Si l’immigration massive commença en 1917, le recensement de 1904 révèle que les Chinois constituent une minorité non négligeable dans les douze monthon intérieurs, 5,90% du total. Ainsi, dans le bassin inférieur de la Chaophraya, 13,77% à Nakhon Chaisi, 12,73% à Prachinburi, 11,25 % à Ratchaburi, le long de la côte orientale, 10,61 % à Chanthaburi) et sur la côte sud-ouest à 18,14 % Phuket. Le recensement n’inclut pas le monthon de Bangkok où 198.000 seront dénombrés en 1909. Si l’on tient compte d’un taux d’augmentation de la population de 1,5 % par an, des 195.498 Chinois enregistrés dans les 12 monthons et des 198.000 de Bangkok, on peut estimer le total à près de 400.000 chinois pour le pays.

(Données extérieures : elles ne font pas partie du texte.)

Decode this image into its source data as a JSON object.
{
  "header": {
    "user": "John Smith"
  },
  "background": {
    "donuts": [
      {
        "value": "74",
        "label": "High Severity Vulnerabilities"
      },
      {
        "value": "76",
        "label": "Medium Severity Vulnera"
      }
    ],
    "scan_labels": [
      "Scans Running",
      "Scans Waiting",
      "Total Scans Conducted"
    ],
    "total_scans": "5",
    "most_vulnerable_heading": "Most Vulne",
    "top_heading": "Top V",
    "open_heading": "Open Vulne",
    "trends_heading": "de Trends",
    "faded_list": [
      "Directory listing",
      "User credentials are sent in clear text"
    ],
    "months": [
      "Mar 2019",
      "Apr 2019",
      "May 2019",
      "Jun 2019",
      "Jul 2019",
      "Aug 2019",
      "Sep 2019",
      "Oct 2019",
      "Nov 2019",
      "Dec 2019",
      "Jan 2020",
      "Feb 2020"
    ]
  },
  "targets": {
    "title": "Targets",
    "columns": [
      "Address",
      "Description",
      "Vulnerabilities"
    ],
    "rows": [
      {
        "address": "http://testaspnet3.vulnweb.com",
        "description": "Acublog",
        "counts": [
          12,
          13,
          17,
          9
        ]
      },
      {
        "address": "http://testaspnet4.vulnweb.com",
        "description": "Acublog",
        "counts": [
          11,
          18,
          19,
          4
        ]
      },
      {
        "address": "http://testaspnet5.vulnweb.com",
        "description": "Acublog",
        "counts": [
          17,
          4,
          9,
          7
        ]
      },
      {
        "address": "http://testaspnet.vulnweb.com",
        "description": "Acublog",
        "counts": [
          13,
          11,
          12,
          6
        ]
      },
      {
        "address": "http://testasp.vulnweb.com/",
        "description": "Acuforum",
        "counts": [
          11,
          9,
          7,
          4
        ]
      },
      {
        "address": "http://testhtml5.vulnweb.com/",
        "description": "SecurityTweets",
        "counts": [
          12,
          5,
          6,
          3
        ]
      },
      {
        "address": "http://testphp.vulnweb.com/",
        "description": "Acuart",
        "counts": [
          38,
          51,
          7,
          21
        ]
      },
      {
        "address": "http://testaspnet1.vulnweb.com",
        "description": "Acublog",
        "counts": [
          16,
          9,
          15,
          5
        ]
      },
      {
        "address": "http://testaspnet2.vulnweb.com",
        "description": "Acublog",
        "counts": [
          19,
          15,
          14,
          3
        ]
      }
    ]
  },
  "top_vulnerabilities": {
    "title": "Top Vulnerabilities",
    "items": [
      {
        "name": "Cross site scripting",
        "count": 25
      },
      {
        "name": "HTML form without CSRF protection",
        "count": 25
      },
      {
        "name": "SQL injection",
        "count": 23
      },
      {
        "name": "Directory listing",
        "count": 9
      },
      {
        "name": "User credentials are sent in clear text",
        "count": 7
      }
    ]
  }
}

Mais il faut probablement réajuster ces chiffres à la hausse : La plupart des chefs de commune et des chefs de village qui avaient la responsabilité du recensement ne parlaient ni ne comprenaient le Chinois. Les Chinois immigrés avaient dans la plupart des cas pris des femmes thaïes auxquelles ils avaient évidemment fait des enfants. Les descendants mâles portaient habituellement la natte chinoise mais après plusieurs générations, ils étaient incapables de parler chinois. Les femmes s’habillaient et se coiffaient dans le style thaï. Comment dès lors déterminer s’ils (elles) étaient Thaïs(es) ou Chinois(es) ? Les recenseurs eurent pour instructions de s’attacher à des critères apparents bien que superficiels, les vêtements ou la coupe de cheveux. Les instructions données aux responsables étaient les suivantes : « Toutes les femmes portant des vêtements de style thaïlandais seront comptées comme Thaïes ». Même chose évidemment pour les hommes portant encore la natte. Il fallait pour être considéré comme Chinois porter des tresses !
Les Malais
Commençons par les chiffres selon les provinces, selon le même schéma que pour les Chinois :
Nakhon Si Thammarat : 240.642 - (645.545) - 37,27 %
Phuket : 34.903 - (178.599) - 19,54 %
Krung Kao : 5.235 - (484.236)
Prachin Buri : 5.137 - (282.053)
Chumphon : 1.986 - (402.068)
Ratchaburi : 1.380 - (344.402)
Dans certains monthon on les compte sur les doigts d’une main.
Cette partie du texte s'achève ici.